Figure 2Semantic Network of the Core Project Data Fields.
A semantic representation of the entities relevant to describe infectious disease projects based on the OBI and other OBO Foundry ontologies is shown. Distinctions are made between material entities (blue outlines), information entities and qualities (black outlines), and processes (red outlines). Entities are connected by standard semantic relations, in italic. The subset of entities selected as Core Project fields are noted with ovals containing the respective Field ID. For example, both the “Project Title” (CP1) and “Project ID” (CP2) denote an OBI:Investigation; the “Project Description” (CP3) is_about the same OBI:Investigation.
Figure 3Semantic Network of the Core Sample Data Fields.
A semantic representation of the entities relevant to describe infectious disease samples based on the OBI and other OBO Foundry ontologies is shown.
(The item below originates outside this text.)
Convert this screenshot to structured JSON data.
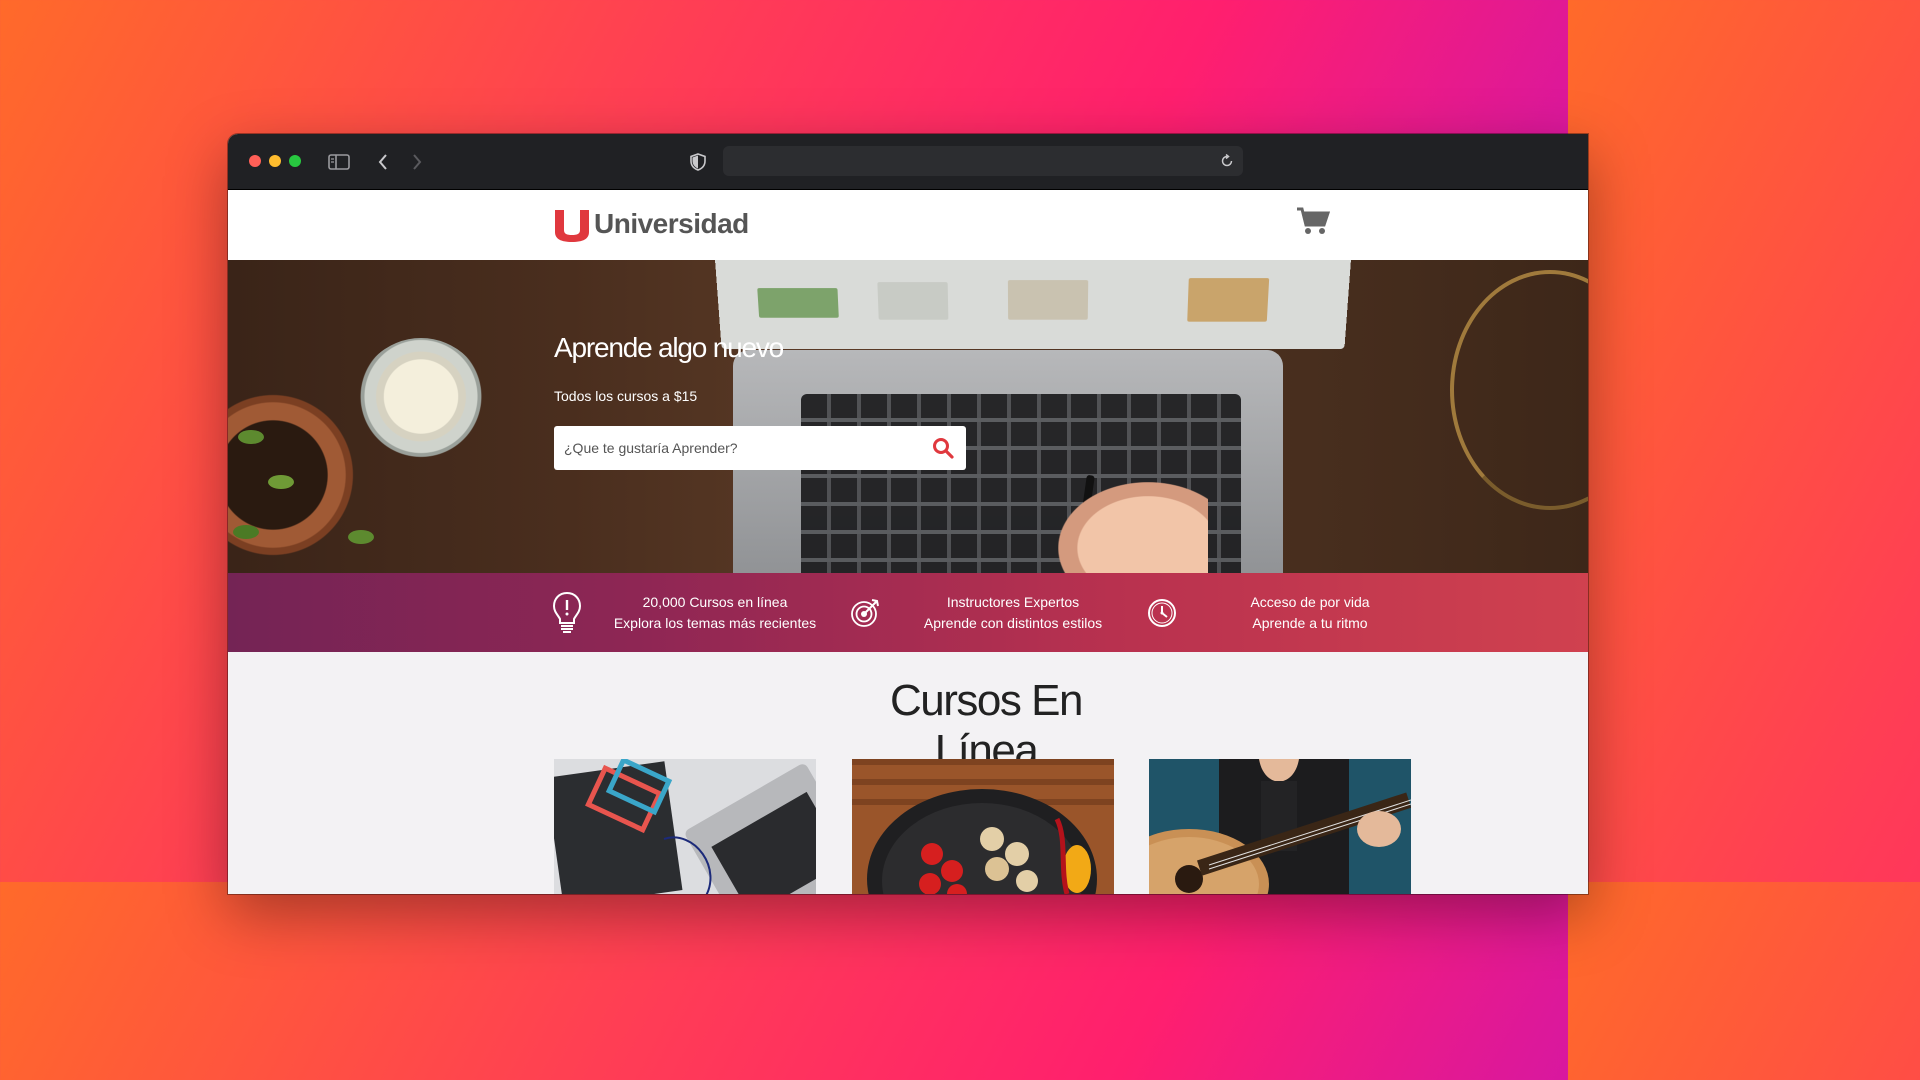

Distinctions are made between material entities (blue outlines), information entities and qualities (black outlines), and processes (red outlines). Entities are connected by standard semantic relations, in italic. The subset of entities selected as Core Sample fields are noted with ovals containing the respective Field ID. For example, the OBI:organism has_quality “Specimen Source Gender” (CS5), which is equivalent to the PATO:biological sex, and has_quality PATO:age, and has_quality “Specimen Source Health Status” (CS8), which is equivalent to PATO:organismal status. PATO:age is_quality_measured_as OBI:age since birth measurement datum, which has_measurement_value “Specimen Source Age – Value” (CS6) and has_measurement_unit_label “Specimen Source Age – Unit” (CS7).